This is a seemingly straight forward question I get asked quite often. The answer, however, depends a lot on your wine making methods and what tools you use to degas.
I recommend degassing a wine only once. It’s a lot of work, especially if you use the agitation method (with a drill attachment), and there’s really no reason to degas in the middle of fermentation as you’ll only wind up with more suspended carbon dioxide anyway. Degassing through agitation can introduce oxygen into your wine so it’s best to keep that to a minimum.
There are times, however, when degassing a wine is difficult and you may have to come back for a second try. This can happen, for instance, if you’re degassing a wine that is cooler than 70 degrees F. This can take FOREVER (I know from extensive experience).
If you find that your wine is not degassing very well and that you’re going to have to come back for an additional attempt make sure you rack off the sediment. Many wine kits have you add clarifiers and then degas as a way of both degassing the wine as well as mixing in the clarifier. Mixing the sediment back up after using a clarifier to settle it out can result in a wine that is difficult to clear.
In my own experience, I did this and ended up having to add a second dose of clarifier which can potentially start stripping character from the wine. Stirring up that first clarifier put everything back into suspension and the clarifier did not work a second time, thus the additional dose.
Another way to degas a wine is to draw a vacuum in your wine container. The drop in pressure will literally suck the carbon dioxide out of your wine.
As this method does not rely on agitation it does not introduce oxygen to your wine, nor does it disturb sediment that has collected on the bottom of the carboy. So you could degas as many times as you like as often as you like.
That being said, it still is a bit of work to set up the compressor and run the lines. Personally, I would not want to do all that more than once.
When to Degas a Wine
In summary I recommend degassing:
- only one time
- after fermentation is over
- at temperatures above 70F, ideally 75F (24C)
- before adding a clarifier or after you’ve racked off of settled sediment
Going by these rules reduces the risk of unnecessary oxygen exposure, needing to degas many times, and undoing the work of clarifiers.

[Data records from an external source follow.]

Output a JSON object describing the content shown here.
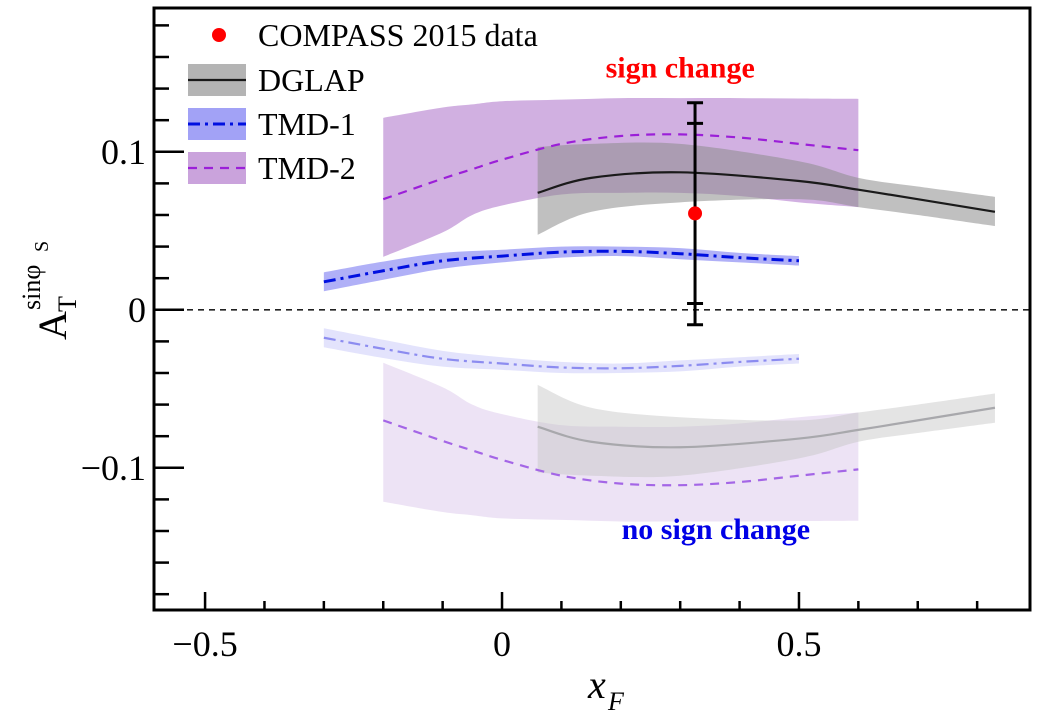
{
  "chart_data": {
    "type": "line",
    "title": "",
    "xlabel": "x_F",
    "ylabel": "A_T^{sin φ_S}",
    "xlim": [
      -0.586,
      0.889
    ],
    "ylim": [
      -0.19,
      0.191
    ],
    "xticks_major": [
      -0.5,
      0,
      0.5
    ],
    "xtick_labels": [
      "−0.5",
      "0",
      "0.5"
    ],
    "yticks_major": [
      -0.1,
      0,
      0.1
    ],
    "ytick_labels": [
      "−0.1",
      "0",
      "0.1"
    ],
    "grid": false,
    "legend_position": "top-left",
    "reference_line": {
      "y": 0,
      "style": "dashed"
    },
    "legend": [
      {
        "label": "COMPASS 2015 data",
        "kind": "point",
        "color": "#ff0000"
      },
      {
        "label": "DGLAP",
        "kind": "band-line",
        "line": "solid",
        "color": "#000000",
        "band": "#b4b4b4"
      },
      {
        "label": "TMD-1",
        "kind": "band-line",
        "line": "dashdot",
        "color": "#0000e6",
        "band": "#a8a8f8"
      },
      {
        "label": "TMD-2",
        "kind": "band-line",
        "line": "dashed",
        "color": "#a020d0",
        "band": "#c8a0dc"
      }
    ],
    "data_points": [
      {
        "name": "COMPASS 2015 data",
        "x": 0.325,
        "y": 0.061,
        "err_total": [
          0.131,
          -0.0095
        ],
        "err_stat": [
          0.118,
          0.004
        ]
      }
    ],
    "series": [
      {
        "name": "TMD-2",
        "sign": "positive",
        "x": [
          -0.2,
          -0.1,
          -0.05,
          0.0,
          0.1,
          0.2,
          0.3,
          0.4,
          0.5,
          0.6
        ],
        "y": [
          0.07,
          0.083,
          0.089,
          0.095,
          0.105,
          0.11,
          0.111,
          0.109,
          0.105,
          0.101
        ],
        "upper": [
          0.1215,
          0.128,
          0.13,
          0.132,
          0.133,
          0.134,
          0.134,
          0.134,
          0.1337,
          0.1335
        ],
        "lower": [
          0.0335,
          0.049,
          0.06,
          0.066,
          0.073,
          0.074,
          0.074,
          0.072,
          0.068,
          0.065
        ]
      },
      {
        "name": "DGLAP",
        "sign": "positive",
        "x": [
          0.06,
          0.15,
          0.3,
          0.5,
          0.6,
          0.7,
          0.83
        ],
        "y": [
          0.074,
          0.0835,
          0.087,
          0.0815,
          0.076,
          0.07,
          0.062
        ],
        "upper": [
          0.103,
          0.105,
          0.105,
          0.094,
          0.0835,
          0.078,
          0.0715
        ],
        "lower": [
          0.0475,
          0.062,
          0.068,
          0.07,
          0.065,
          0.06,
          0.053
        ]
      },
      {
        "name": "TMD-1",
        "sign": "positive",
        "x": [
          -0.3,
          -0.2,
          -0.1,
          0.0,
          0.1,
          0.2,
          0.3,
          0.4,
          0.5
        ],
        "y": [
          0.0177,
          0.0247,
          0.031,
          0.034,
          0.0365,
          0.037,
          0.0355,
          0.033,
          0.031
        ],
        "upper": [
          0.0237,
          0.0305,
          0.036,
          0.038,
          0.04,
          0.04,
          0.039,
          0.036,
          0.034
        ],
        "lower": [
          0.0117,
          0.019,
          0.026,
          0.03,
          0.033,
          0.034,
          0.032,
          0.03,
          0.028
        ]
      },
      {
        "name": "TMD-2 (mirror)",
        "sign": "negative",
        "x": [
          -0.2,
          -0.1,
          -0.05,
          0.0,
          0.1,
          0.2,
          0.3,
          0.4,
          0.5,
          0.6
        ],
        "y": [
          -0.07,
          -0.083,
          -0.089,
          -0.095,
          -0.105,
          -0.11,
          -0.111,
          -0.109,
          -0.105,
          -0.101
        ],
        "upper": [
          -0.0335,
          -0.049,
          -0.06,
          -0.066,
          -0.073,
          -0.074,
          -0.074,
          -0.072,
          -0.068,
          -0.065
        ],
        "lower": [
          -0.1215,
          -0.128,
          -0.13,
          -0.132,
          -0.133,
          -0.134,
          -0.134,
          -0.134,
          -0.1337,
          -0.1335
        ]
      },
      {
        "name": "DGLAP (mirror)",
        "sign": "negative",
        "x": [
          0.06,
          0.15,
          0.3,
          0.5,
          0.6,
          0.7,
          0.83
        ],
        "y": [
          -0.074,
          -0.0835,
          -0.087,
          -0.0815,
          -0.076,
          -0.07,
          -0.062
        ],
        "upper": [
          -0.0475,
          -0.062,
          -0.068,
          -0.07,
          -0.065,
          -0.06,
          -0.053
        ],
        "lower": [
          -0.103,
          -0.105,
          -0.105,
          -0.094,
          -0.0835,
          -0.078,
          -0.0715
        ]
      },
      {
        "name": "TMD-1 (mirror)",
        "sign": "negative",
        "x": [
          -0.3,
          -0.2,
          -0.1,
          0.0,
          0.1,
          0.2,
          0.3,
          0.4,
          0.5
        ],
        "y": [
          -0.0177,
          -0.0247,
          -0.031,
          -0.034,
          -0.0365,
          -0.037,
          -0.0355,
          -0.033,
          -0.031
        ],
        "upper": [
          -0.0117,
          -0.019,
          -0.026,
          -0.03,
          -0.033,
          -0.034,
          -0.032,
          -0.03,
          -0.028
        ],
        "lower": [
          -0.0237,
          -0.0305,
          -0.036,
          -0.038,
          -0.04,
          -0.04,
          -0.039,
          -0.036,
          -0.034
        ]
      }
    ],
    "annotations": [
      {
        "text": "sign change",
        "x": 0.3,
        "y": 0.147,
        "color": "#ff0000"
      },
      {
        "text": "no sign change",
        "x": 0.36,
        "y": -0.145,
        "color": "#0000e6"
      }
    ]
  },
  "labels": {
    "ylabel_main": "A",
    "ylabel_sub": "T",
    "ylabel_sup": "sinφ",
    "ylabel_sup_sub": "S",
    "xlabel_main": "x",
    "xlabel_sub": "F"
  }
}
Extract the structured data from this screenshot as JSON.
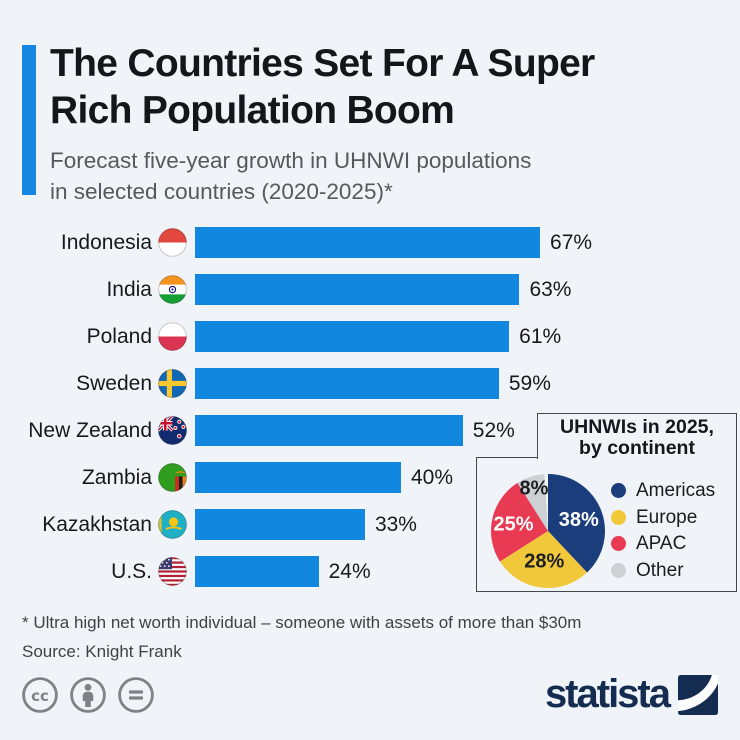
{
  "page": {
    "background": "#f0f4f8"
  },
  "header": {
    "accent_color": "#1787e2",
    "title_line1": "The Countries Set For A Super",
    "title_line2": "Rich Population Boom",
    "subtitle_line1": "Forecast five-year growth in UHNWI populations",
    "subtitle_line2": "in selected countries (2020-2025)*"
  },
  "chart_data": [
    {
      "type": "bar",
      "orientation": "horizontal",
      "title": "Forecast five-year growth in UHNWI populations in selected countries (2020-2025)",
      "categories": [
        "Indonesia",
        "India",
        "Poland",
        "Sweden",
        "New Zealand",
        "Zambia",
        "Kazakhstan",
        "U.S."
      ],
      "values": [
        67,
        63,
        61,
        59,
        52,
        40,
        33,
        24
      ],
      "value_labels": [
        "67%",
        "63%",
        "61%",
        "59%",
        "52%",
        "40%",
        "33%",
        "24%"
      ],
      "bar_color": "#1187e0",
      "xlim": [
        0,
        67
      ],
      "grid": false,
      "flag_icons": [
        "flag-indonesia",
        "flag-india",
        "flag-poland",
        "flag-sweden",
        "flag-new-zealand",
        "flag-zambia",
        "flag-kazakhstan",
        "flag-us"
      ]
    },
    {
      "type": "pie",
      "title_line1": "UHNWIs in 2025,",
      "title_line2": "by continent",
      "legend_position": "right",
      "start_angle_deg": 0,
      "direction": "clockwise",
      "series": [
        {
          "name": "Americas",
          "value": 38,
          "label": "38%",
          "color": "#1b3d7c",
          "label_color": "#ffffff"
        },
        {
          "name": "Europe",
          "value": 28,
          "label": "28%",
          "color": "#f0c83a",
          "label_color": "#1c1f22"
        },
        {
          "name": "APAC",
          "value": 25,
          "label": "25%",
          "color": "#e83a52",
          "label_color": "#ffffff"
        },
        {
          "name": "Other",
          "value": 8,
          "label": "8%",
          "color": "#cdd1d4",
          "label_color": "#1c1f22"
        }
      ]
    }
  ],
  "footnote": {
    "line1": "* Ultra high net worth individual – someone with assets of more than $30m",
    "line2": "Source: Knight Frank"
  },
  "footer": {
    "brand": "statista",
    "brand_color": "#142c50",
    "license_icons": [
      "creative-commons",
      "attribution",
      "no-derivatives"
    ]
  }
}
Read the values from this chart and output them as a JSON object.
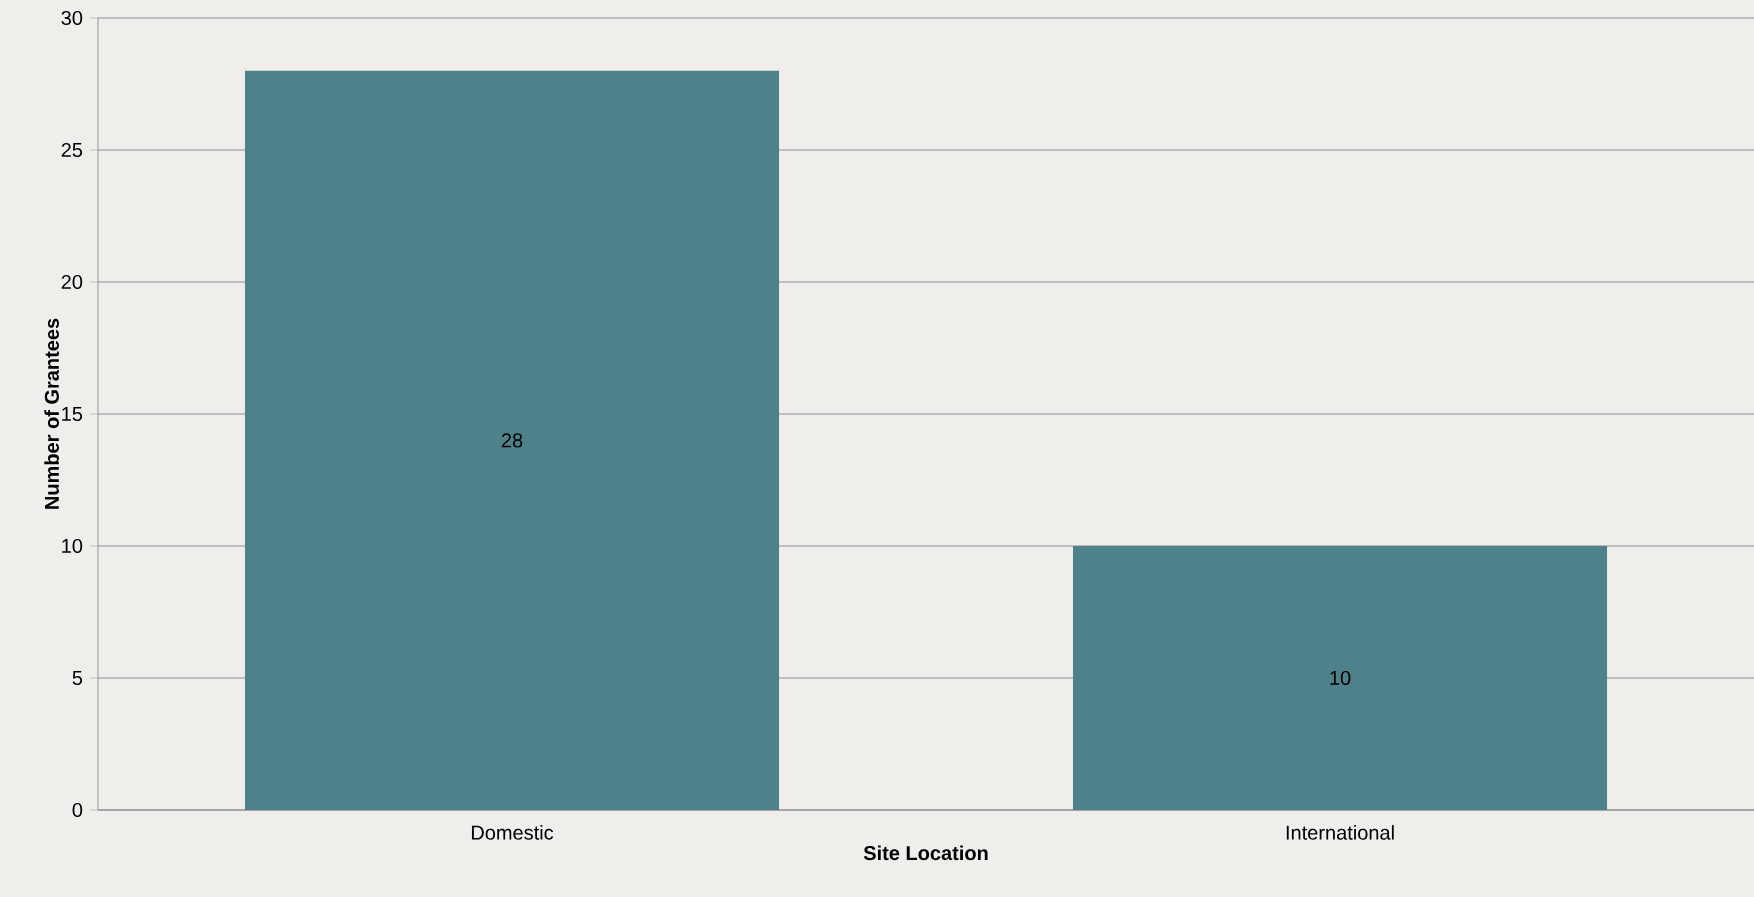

Commercial Wineries Don’t Degas
Most commercial wineries do not degas their wines at all. They simply bulk age the wine long enough that the carbon dioxide escapes on its own. In so doing they avoid the cost of degassing equipment and having to invest the effort to get it done. You can do this too, even if you make wine from a kit. However, you’ll need lots of patience.
Also, as a side note, it is sometimes beneficial to degas mead during fermentation as the suspended carbon dioxide can inhibit the yeast. Because honey is difficult to ferment and most meads ferment for months at a time the yeast needs all the help it can get. Giving it nutrients and a good shake can help move things along. Grape and fruit wines do not need to be degassed during fermentation.